Perusahaan seperti Microsoft telah membeli pelopor game online seperti Mojang Studios, pencipta Minecraft, dan memiliki sumber daya untuk menelan lebih banyak lagi.
Para kritikus menuduh raksasa internet itu mengambil bagian yang tidak adil dari hampir 120 miliar dolar pasar global untuk aplikasi seluler, tiga perempatnya dihabiskan untuk aplikasi game. Ini adalah tanda zaman di mana satu perusahaan yang cukup berani untuk menghadapi raksasa teknologi adalah perusahaan game: Epic. Kamis lalu, setelah Apple dan Google membuang Fortnite dari toko aplikasi mereka karena menghindari pemotongan 30 persen yang mereka ambil dari pembelian aplikasi. Epic membalas dengan tuntutan hukum, menyebut pemotongan tersebut sebagai pajak yang “menindas”.
Raksasa teknologi tidak terkalahkan seperti yang terlihat. Ingatlah bahwa IBM, Intel, dan Microsoft pernah dianggap terlalu besar untuk menantang supremasi di era digital–padahal sebenarnya tidak. Dunia virtual masih muda dan berkembang pesat, dan tidak ada perusahaan yang dapat mengklaim tempat permanen di dalamnya.

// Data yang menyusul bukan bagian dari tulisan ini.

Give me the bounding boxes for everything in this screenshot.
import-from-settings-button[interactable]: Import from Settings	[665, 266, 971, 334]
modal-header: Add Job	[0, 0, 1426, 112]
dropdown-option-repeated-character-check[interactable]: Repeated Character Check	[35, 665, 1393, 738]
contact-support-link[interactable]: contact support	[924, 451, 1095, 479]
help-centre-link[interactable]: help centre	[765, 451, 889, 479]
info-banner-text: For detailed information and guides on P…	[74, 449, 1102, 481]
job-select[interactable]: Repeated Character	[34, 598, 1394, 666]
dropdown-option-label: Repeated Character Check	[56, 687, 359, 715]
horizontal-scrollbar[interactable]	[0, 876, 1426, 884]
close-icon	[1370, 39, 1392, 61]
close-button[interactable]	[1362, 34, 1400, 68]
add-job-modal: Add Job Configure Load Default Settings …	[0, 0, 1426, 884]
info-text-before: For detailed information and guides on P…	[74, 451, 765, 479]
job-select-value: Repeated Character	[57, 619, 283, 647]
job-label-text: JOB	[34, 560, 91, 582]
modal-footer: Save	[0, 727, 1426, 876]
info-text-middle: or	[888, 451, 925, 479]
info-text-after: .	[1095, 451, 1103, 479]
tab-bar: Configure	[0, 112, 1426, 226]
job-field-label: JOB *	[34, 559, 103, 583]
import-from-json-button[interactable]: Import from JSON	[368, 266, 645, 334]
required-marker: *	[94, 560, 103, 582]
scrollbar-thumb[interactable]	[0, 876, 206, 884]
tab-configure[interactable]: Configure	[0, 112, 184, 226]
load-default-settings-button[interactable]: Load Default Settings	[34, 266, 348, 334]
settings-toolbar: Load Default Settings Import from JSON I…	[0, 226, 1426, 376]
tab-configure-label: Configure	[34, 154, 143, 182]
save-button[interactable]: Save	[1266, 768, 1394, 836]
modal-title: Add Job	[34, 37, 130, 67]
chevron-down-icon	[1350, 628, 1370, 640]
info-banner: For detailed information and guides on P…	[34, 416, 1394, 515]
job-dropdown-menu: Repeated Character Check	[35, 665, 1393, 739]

Banyak perusahaan game telah mencapai tahap di mana Google dan Facebook berada satu dekade yang lalu–menarik jutaan pengguna tetapi belum menghasilkan uang untuk setiap pengguna. Dengan kata lain, mereka memiliki ruang untuk tumbuh. Perusahaan-perusahaan itu juga memiliki pendukung yang kuat: raksasa teknologi Cina Tencent, misalnya, memegang saham di perusahaan tempat tujuh dari 10 game berpenghasilan tertinggi dihasilkan sejak 2008, termasuk Epic.
Prospek dunia virtual yang dibangun di atas platform game dapat mengganggu ketenangan mereka yang melihat game digital sebagai pemborosan waktu terbaik dan pelatihan mendalam tentang perilaku antisosial paling buruk. Tapi ini pandangan yang ketinggalan jaman. Bahkan ada bukti yang menunjukkan bahwa memainkan permainan ini dapat memberikan efek yang menguntungkan, termasuk peningkatan keterampilan spasial, motivasi, dan konsep pembelajaran.
Apa yang mungkin dilakukan game adalah mengambil pengalaman jaringan online 2-D yang umum dan menambahkan dimensi ketiga yang lebih kaya. Hasilnya akan menjadi “dunia” yang sepenuhnya terwujud, di mana orang dapat bekerja, bermain, belajar, dan berbelanja dengan cara yang lebih imersif, serta mendorong interaksi sosial, kreativitas, dan inovasi yang lebih besar. [ ]
Ruchir Sharma, kepala strategi global di Morgan Stanley Investment Management.